Есутай помог сыну расстегнуть панцирь, повесил на шею образ Богоматери на шёлковом шнурке.
–Теперь – последнее.
Он хлопнул в ладоши, за стенкой кибитки послышались шаги, откинулся полог, пригнувшись, вошёл рослый воин в боевом снаряжении и небрежно накинутой епанче.
–Слушаю, хан.
Иргиз вздрогнул, его глаза округлились. "Не может быть!" Воин говорил голосом раба Мишки, волосатого, звероподобного существа с прикованной к ноге колодкой. Мишка ходил за овцами, спал с ними и, по мысли Иргиза, ничем не отличался от этих животных. Сейчас перед ним стоял плечистый молодец, русоволосый, ясноглазый, чисто выбритый; его лицо казалось немного смешным, оттого что лоб и щёки были смуглыми от солнца, а на месте, где росли усы и борода, кожа светилась синеватой белизной. Но тяжёлый, льющийся блеск чёрной байданы, ордынский шлем, кривой меч на бедре, который он придерживал левой рукой, придавали ему внушительный и суровый вид. Если бы не голос, Иргиз не узнал бы Мишку.
–Это – твой проводник и толмач. Он – не раб теперь. Он – твой товарищ.
Мишка метнул на молодого наяна спокойный взгляд и наклонил голову, подтверждая.
–Ступай, Миша.
Заметив, какими глазами сын проводил бывшего раба, Есутай улыбнулся:
–Не бойся его. Вчера он перерезал бы горло тебе и мне, а сегодня перережет всякому, кто на тебя замахнётся. Я сказал ему – ты везёшь в Москву важные для его Родины вести.
–Отец! Где я найду тебя?
Старик помолчал, уставясь в колени, потом заговорил:
–Сначала мой путь лежит в земли улуса. Но там я не останусь, и ты туда не ходи. Я позову тех, кто захочет, к реке Иртышу за Каменным Поясом. Иртыш – как наш Итиль... Там, где он из степей убегает в леса, будут мои кочевья. Там – мало людей и много пастбищ. Там пасутся олени и лоси. Там лисы и соболя идут к человеку – только протяни руку с кусочком оленьего мяса или мороженой рыбы. Но путь туда – опасен и долог. Не спеши, сын, в тот край. В земле русов ты найдёшь немало татар и других людей, чей язык нам – понятен, а обычаи близки. Если великий князь захочет тебя оставить, послужи ему. Я вырастил тебя воином, младшего буду растить табунщиком и охотником. Может, ты найдёшь в Москве дочь моего друга, мурзы Кастрюка, убитого на Воже? Он брал в поход семью, говорят, она – в плену. Девочку звали Тамар, теперь ей – скоро шестнадцать. Мы с Кастрюком хотели женить вас.
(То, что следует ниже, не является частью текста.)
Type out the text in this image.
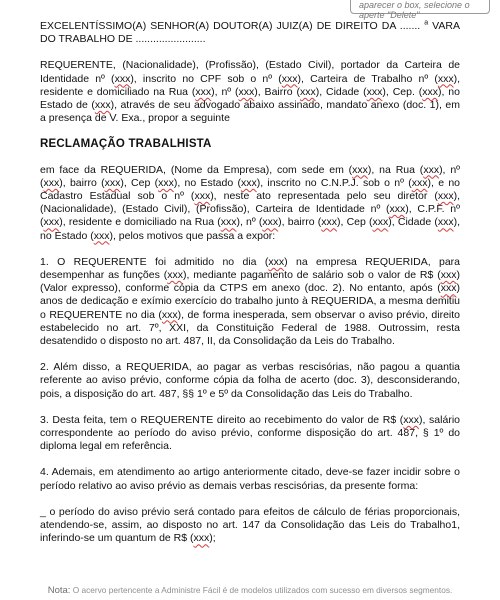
aparecer o box, selecione o
aperte "Delete"

EXCELENTÍSSIMO(A) SENHOR(A) DOUTOR(A) JUIZ(A) DE DIREITO DA ....... $^a$ VARA DO TRABALHO DE ........................

REQUERENTE, (Nacionalidade), (Profissão), (Estado Civil), portador da Carteira de Identidade nº (xxx), inscrito no CPF sob o nº (xxx), Carteira de Trabalho nº (xxx), residente e domiciliado na Rua (xxx), nº (xxx), Bairro (xxx), Cidade (xxx), Cep. (xxx), no Estado de (xxx), através de seu advogado abaixo assinado, mandato anexo (doc. 1), em a presença de V. Exa., propor a seguinte

RECLAMAÇÃO TRABALHISTA

em face da REQUERIDA, (Nome da Empresa), com sede em (xxx), na Rua (xxx), nº (xxx), bairro (xxx), Cep (xxx), no Estado (xxx), inscrito no C.N.P.J. sob o nº (xxx), e no Cadastro Estadual sob o nº (xxx), neste ato representada pelo seu diretor (xxx), (Nacionalidade), (Estado Civil), (Profissão), Carteira de Identidade nº (xxx), C.P.F. nº (xxx), residente e domiciliado na Rua (xxx), nº (xxx), bairro (xxx), Cep (xxx), Cidade (xxx), no Estado (xxx), pelos motivos que passa a expor:

1. O REQUERENTE foi admitido no dia (xxx) na empresa REQUERIDA, para desempenhar as funções (xxx), mediante pagamento de salário sob o valor de R$ (xxx) (Valor expresso), conforme cópia da CTPS em anexo (doc. 2). No entanto, após (xxx) anos de dedicação e exímio exercício do trabalho junto à REQUERIDA, a mesma demitiu o REQUERENTE no dia (xxx), de forma inesperada, sem observar o aviso prévio, direito estabelecido no art. 7º, XXI, da Constituição Federal de 1988. Outrossim, resta desatendido o disposto no art. 487, II, da Consolidação da Leis do Trabalho.

2. Além disso, a REQUERIDA, ao pagar as verbas rescisórias, não pagou a quantia referente ao aviso prévio, conforme cópia da folha de acerto (doc. 3), desconsiderando, pois, a disposição do art. 487, §§ 1º e 5º da Consolidação das Leis do Trabalho.

3. Desta feita, tem o REQUERENTE direito ao recebimento do valor de R$ (xxx), salário correspondente ao período do aviso prévio, conforme disposição do art. 487, § 1º do diploma legal em referência.

4. Ademais, em atendimento ao artigo anteriormente citado, deve-se fazer incidir sobre o período relativo ao aviso prévio as demais verbas rescisórias, da presente forma:

_ o período do aviso prévio será contado para efeitos de cálculo de férias proporcionais, atendendo-se, assim, ao disposto no art. 147 da Consolidação das Leis do Trabalho1, inferindo-se um quantum de R$ (xxx);

Nota: O acervo pertencente a Administre Fácil é de modelos utilizados com sucesso em diversos segmentos.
Если найдёшь, выкупи её на волю и думай сам.
–Отец, я сделаю, как ты велишь. Но я всё равно найду тебя. За Каменным Поясом воины тебе ещё потребуются.
Есутай прижал сына, коснулся щекой его щеки и не дал своим рукам дрогнуть, когда Иргиз отрывался, видимо, навсегда. И не ведал Иргиз, что его отец, только что смеявшийся над религиозной мешаниной в голове Мамая, больше всего уповает на спасительную силу русской иконы, спрятанной на груди сына.
III
Атаман шайки Фома Хабычеев, благообразный мужик в летах, со своим ватажником и телохранителем Никейшей Ослопом лежал в зарослях иван-чая и крапивы у опушки леса, растущего по холму над селом Холщовом. Минул четвёртый час, солнце поднялось над лесом, и мужики разомлели от жары и духовитых трав. А тут ещё кузнечики завели трели, нагоняя сон. Никейша Ослоп сунул под голову зипун, растянулся на солнышке и начал выводить носом трели. Фома вздыхал, следя, как Ослоп шлёпает губами, отгоняя мух, и жалел парня, умаявшегося в ночном переходе. Атаману что? – он всю Русь исходил вдоль и поперёк, он – двужильный, Фомка Хабычеев, ему на ногах – удобнее, чем – на боку. Щуря глаза, атаман следил за селом.
К ночи подойдёт ватага...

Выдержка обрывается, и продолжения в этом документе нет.